XHSJI-FM
- San José Iturbide, Guanajuato; Mexico;
- Frequency: 88.3 FM (HD Radio)
- Branding: Radio Lobo

Programming
- Format: Regional Mexican

Ownership
- Owner: Corporación Bajío Comunicaciones; (José Guadalupe Bernal Vázquez);
- Sister stations: XHY-FM, XHCEL-FM, XESAG-AM, XHQRO-FM

History
- First air date: 2019
- Former call signs: XHPJIT-FM (2017–2018, not used on air)
- Call sign meaning: San Jose Iturbide

Technical information
- Class: A
- ERP: 3 kW
- HAAT: -1.5 m
- Transmitter coordinates: 21°03′02.4″N 100°26′51.5″W﻿ / ﻿21.050667°N 100.447639°W

Links
- Webcast: Listen live
- Website: radiolobobajio.mx

= XHSJI-FM =

Radio station in San José Iturbide, Guanajuato

XHSJI-FM is a radio station on 88.3 FM in San José Iturbide, Guanajuato.
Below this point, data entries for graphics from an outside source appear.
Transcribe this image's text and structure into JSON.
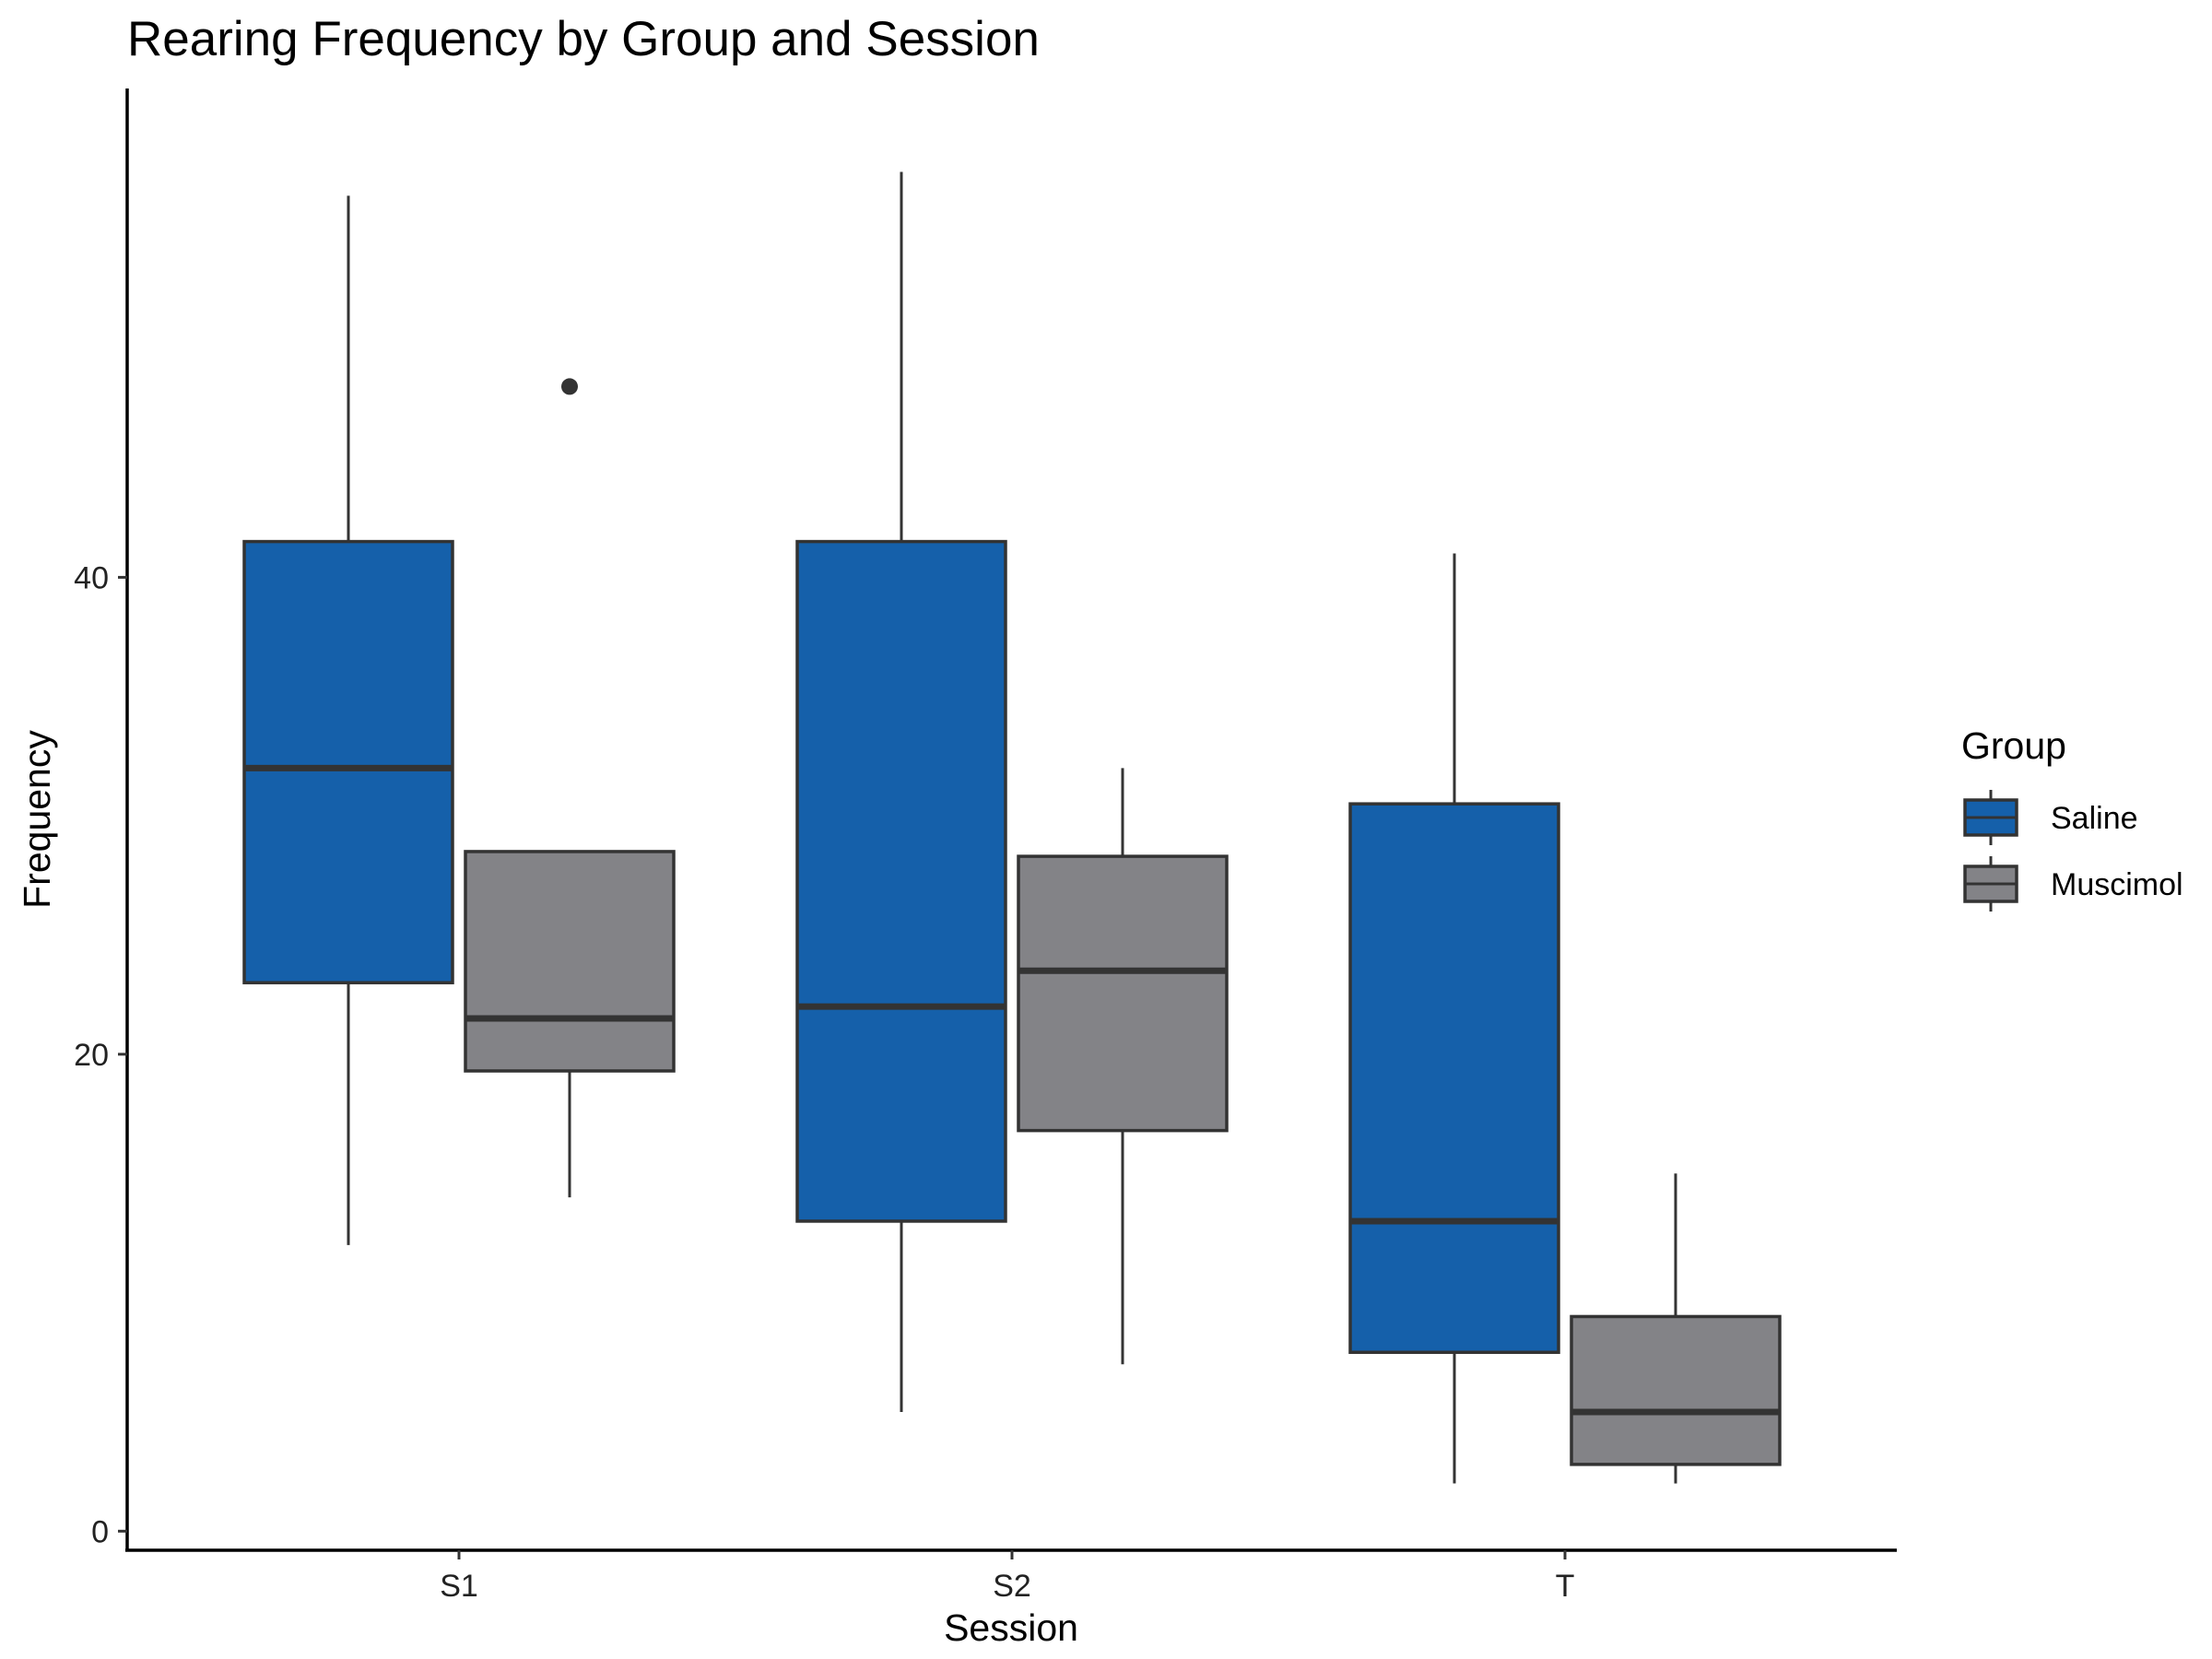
{
  "chart_data": {
    "type": "boxplot",
    "title": "Rearing Frequency by Group and Session",
    "xlabel": "Session",
    "ylabel": "Frequency",
    "categories": [
      "S1",
      "S2",
      "T"
    ],
    "ylim": [
      -0.8,
      60.5
    ],
    "yticks": [
      0,
      20,
      40
    ],
    "legend": {
      "title": "Group",
      "position": "right"
    },
    "series": [
      {
        "name": "Saline",
        "color": "#1560AA",
        "boxes": [
          {
            "category": "S1",
            "whisker_low": 12,
            "q1": 23,
            "median": 32,
            "q3": 41.5,
            "whisker_high": 56,
            "outliers": []
          },
          {
            "category": "S2",
            "whisker_low": 5,
            "q1": 13,
            "median": 22,
            "q3": 41.5,
            "whisker_high": 57,
            "outliers": []
          },
          {
            "category": "T",
            "whisker_low": 2,
            "q1": 7.5,
            "median": 13,
            "q3": 30.5,
            "whisker_high": 41,
            "outliers": []
          }
        ]
      },
      {
        "name": "Muscimol",
        "color": "#838387",
        "boxes": [
          {
            "category": "S1",
            "whisker_low": 14,
            "q1": 19.3,
            "median": 21.5,
            "q3": 28.5,
            "whisker_high": 28.5,
            "outliers": [
              48
            ]
          },
          {
            "category": "S2",
            "whisker_low": 7,
            "q1": 16.8,
            "median": 23.5,
            "q3": 28.3,
            "whisker_high": 32,
            "outliers": []
          },
          {
            "category": "T",
            "whisker_low": 2,
            "q1": 2.8,
            "median": 5,
            "q3": 9,
            "whisker_high": 15,
            "outliers": []
          }
        ]
      }
    ]
  }
}
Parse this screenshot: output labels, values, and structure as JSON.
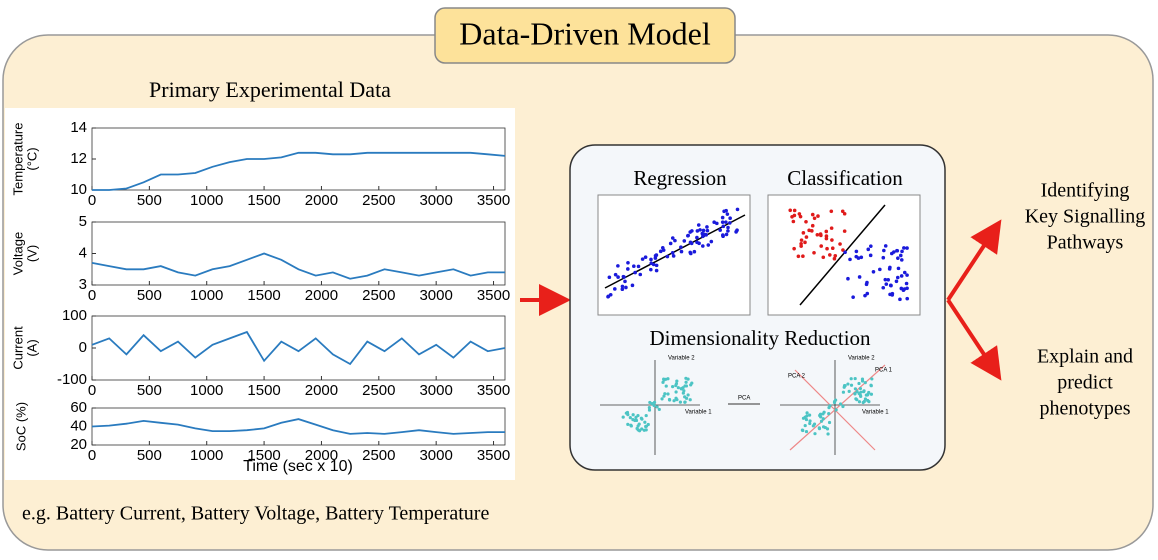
{
  "title": "Data-Driven Model",
  "left_title": "Primary Experimental Data",
  "footer": "e.g. Battery Current, Battery Voltage, Battery Temperature",
  "methods": {
    "regression": "Regression",
    "classification": "Classification",
    "dimensionality": "Dimensionality Reduction",
    "pca_arrow": "PCA",
    "variable1": "Variable 1",
    "variable2": "Variable 2",
    "pca1": "PCA 1",
    "pca2": "PCA 2"
  },
  "outputs": [
    [
      "Identifying",
      "Key Signalling",
      "Pathways"
    ],
    [
      "Explain and",
      "predict",
      "phenotypes"
    ]
  ],
  "plots": {
    "xlabel": "Time (sec x 10)",
    "charts": [
      {
        "type": "line",
        "ylabel": [
          "Temperature",
          "(°C)"
        ],
        "xlim": [
          0,
          3600
        ],
        "ylim": [
          10,
          14
        ],
        "yticks": [
          10,
          12,
          14
        ],
        "xticks": [
          0,
          500,
          1000,
          1500,
          2000,
          2500,
          3000,
          3500
        ],
        "x": [
          0,
          150,
          300,
          450,
          600,
          750,
          900,
          1050,
          1200,
          1350,
          1500,
          1650,
          1800,
          1950,
          2100,
          2250,
          2400,
          2550,
          2700,
          2850,
          3000,
          3150,
          3300,
          3450,
          3600
        ],
        "values": [
          10,
          10,
          10.1,
          10.5,
          11,
          11,
          11.1,
          11.5,
          11.8,
          12,
          12,
          12.1,
          12.4,
          12.4,
          12.3,
          12.3,
          12.4,
          12.4,
          12.4,
          12.4,
          12.4,
          12.4,
          12.4,
          12.3,
          12.2
        ],
        "color": "#2a7bbf"
      },
      {
        "type": "line",
        "ylabel": [
          "Voltage",
          "(V)"
        ],
        "xlim": [
          0,
          3600
        ],
        "ylim": [
          3,
          5
        ],
        "yticks": [
          3,
          4,
          5
        ],
        "xticks": [
          0,
          500,
          1000,
          1500,
          2000,
          2500,
          3000,
          3500
        ],
        "x": [
          0,
          150,
          300,
          450,
          600,
          750,
          900,
          1050,
          1200,
          1350,
          1500,
          1650,
          1800,
          1950,
          2100,
          2250,
          2400,
          2550,
          2700,
          2850,
          3000,
          3150,
          3300,
          3450,
          3600
        ],
        "values": [
          3.7,
          3.6,
          3.5,
          3.5,
          3.6,
          3.4,
          3.3,
          3.5,
          3.6,
          3.8,
          4.0,
          3.8,
          3.5,
          3.3,
          3.4,
          3.2,
          3.3,
          3.5,
          3.4,
          3.3,
          3.4,
          3.5,
          3.3,
          3.4,
          3.4
        ],
        "color": "#2a7bbf"
      },
      {
        "type": "line",
        "ylabel": [
          "Current",
          "(A)"
        ],
        "xlim": [
          0,
          3600
        ],
        "ylim": [
          -100,
          100
        ],
        "yticks": [
          -100,
          0,
          100
        ],
        "xticks": [
          0,
          500,
          1000,
          1500,
          2000,
          2500,
          3000,
          3500
        ],
        "x": [
          0,
          150,
          300,
          450,
          600,
          750,
          900,
          1050,
          1200,
          1350,
          1500,
          1650,
          1800,
          1950,
          2100,
          2250,
          2400,
          2550,
          2700,
          2850,
          3000,
          3150,
          3300,
          3450,
          3600
        ],
        "values": [
          10,
          30,
          -20,
          40,
          -10,
          20,
          -30,
          10,
          30,
          50,
          -40,
          20,
          -10,
          30,
          -20,
          -50,
          20,
          -10,
          30,
          -20,
          10,
          -30,
          20,
          -10,
          0
        ],
        "color": "#2a7bbf"
      },
      {
        "type": "line",
        "ylabel": [
          "SoC (%)"
        ],
        "xlim": [
          0,
          3600
        ],
        "ylim": [
          20,
          60
        ],
        "yticks": [
          20,
          40,
          60
        ],
        "xticks": [
          0,
          500,
          1000,
          1500,
          2000,
          2500,
          3000,
          3500
        ],
        "x": [
          0,
          150,
          300,
          450,
          600,
          750,
          900,
          1050,
          1200,
          1350,
          1500,
          1650,
          1800,
          1950,
          2100,
          2250,
          2400,
          2550,
          2700,
          2850,
          3000,
          3150,
          3300,
          3450,
          3600
        ],
        "values": [
          40,
          41,
          43,
          46,
          44,
          42,
          38,
          35,
          35,
          36,
          38,
          44,
          48,
          42,
          36,
          32,
          33,
          32,
          34,
          36,
          34,
          32,
          33,
          34,
          34
        ],
        "color": "#2a7bbf"
      }
    ]
  }
}
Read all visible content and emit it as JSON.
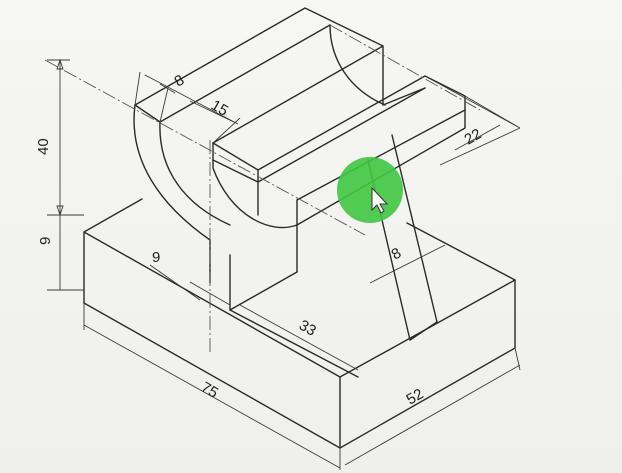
{
  "colors": {
    "line": "#2a2a2a",
    "cursor_highlight": "#3fc63f",
    "background": "#f4f4f2"
  },
  "dimensions": {
    "d8_top": "8",
    "d15": "15",
    "d40": "40",
    "d22": "22",
    "d9_left": "9",
    "d9_inner": "9",
    "d8_rib": "8",
    "d33": "33",
    "d75": "75",
    "d52": "52"
  },
  "cursor": {
    "icon": "mouse-pointer-icon"
  }
}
It is owned by Corporación Bajío Comunicaciones and known as Radio Lobo. The station broadcasts from a tower on Cerrito Galomo near San José Iturbide.

==History==
XHSJI was awarded in the IFT-4 radio auction of 2017 as XHPJIT-FM; the call letters were changed in 2018 before signing on. The station signed on in 2019.